Turizmde bu güçlü gelişmeyi gölgeleyebilecek değerli bir riske de işaret etmek gerektiğini belirten Avdagiç, kelamlarını şöyle sürdürdü: “Türkiye, turizmde artan maliyetler nedeniyle rakiplerimiz olan ülkelere kıyasla yavaş yavaş daha değerli bir ülkeye dönüşüyor. Çeşit operatörleri, potansiyel Türkiye çeşitlerini, görece daha ucuz kalan Yunanistan, İspanya ve Mısır üzere ülkelere yönlendiriyor. Bu durum, turizm gelirlerimiz üzerinde baskı oluşturabilir. Gerçekten birinci çeyrek bilgileri, Türkiye’nin ziyaretçi başına ortalama gelirinin geçen yılki 1.020 dolar düzeyinden bu yıl 975 dolara indiğini gösteriyor. Evet, sahip olduğumuz varlıklı turizm potansiyeli dikkate alındığında, Türkiye ucuz bir tatil destinasyonu olmayı hak etmiyor. Lakin, değerli bir destinasyon olmak, maliyetten kaynaklanan bir pahalılığı değil, katma kıymet ve gerçek gelirdeki artışa dayalı yüksek fiyatlara dayanmayı gerektirir.”

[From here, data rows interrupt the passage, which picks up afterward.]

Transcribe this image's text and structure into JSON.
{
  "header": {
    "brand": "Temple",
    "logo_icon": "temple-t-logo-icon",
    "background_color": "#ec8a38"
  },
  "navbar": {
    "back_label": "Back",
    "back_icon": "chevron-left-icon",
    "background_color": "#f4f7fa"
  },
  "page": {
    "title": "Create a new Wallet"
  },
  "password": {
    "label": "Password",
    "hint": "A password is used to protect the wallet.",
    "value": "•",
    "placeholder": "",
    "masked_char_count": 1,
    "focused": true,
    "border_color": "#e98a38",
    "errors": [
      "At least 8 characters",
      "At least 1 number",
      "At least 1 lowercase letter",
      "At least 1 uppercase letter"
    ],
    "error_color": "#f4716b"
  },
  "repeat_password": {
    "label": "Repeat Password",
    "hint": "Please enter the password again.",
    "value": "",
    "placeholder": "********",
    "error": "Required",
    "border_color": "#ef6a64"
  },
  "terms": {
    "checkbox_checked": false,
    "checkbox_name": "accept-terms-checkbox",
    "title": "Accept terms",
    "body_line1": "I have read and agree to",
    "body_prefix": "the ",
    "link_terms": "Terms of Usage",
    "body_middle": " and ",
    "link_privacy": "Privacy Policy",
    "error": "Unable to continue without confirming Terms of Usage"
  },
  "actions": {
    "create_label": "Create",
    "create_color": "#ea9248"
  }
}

“KONGRE TURİZMİNDE 70 KARAR VERİCİ İLE STRATEJİ OLUŞTURACAĞIZ”
İTO Başkanı Avdagiç, Türkiye’nin turizm gayelerine, İstanbul Kongre ve Ziyaretçi Ofisi (ICVB) ve paydaşlarıyla birlikte de önemli katkılar verdiklerini kaydetti.
ICVB olarak iki büyük araştırma projesi başlattıklarını belirten Avdagiç, bu projeleri şöyle açıkladı: “Bunlardan birincisi İstanbul Turizm Endeksi projemiz. Bu projemizle İstanbul’a gelen yabancı ziyaretçilerin iş, sıhhat ve cümbüş üzere çeşitli alt kategorilerdeki davranışlarını, tercihlerini ve harcama alanlarını incelemeyi hedefliyoruz. Hasebiyle bu kategoriler hakkında gerçek bilgi ve istatistikler elde edeceğiz. İkinci projemiz ise direkt kongre turizmi odaklı Fikri Sermaye Araştırma Projesi. Bu projeyle İstanbul’a memleketler arası büyük çaplı toplantıları getirme potansiyeline sahip 70 en değerli “fikri sermaye” önderini tanımlayacağız ve bir strateji oluşturacağız. Sonuç itibariyle 70 karar vericinin tespiti ve onların oluşturacağı çarpan tesiriyle İstanbul’da her yıl daha çok memleketler arası kongrenin yapılacağına inanıyoruz.”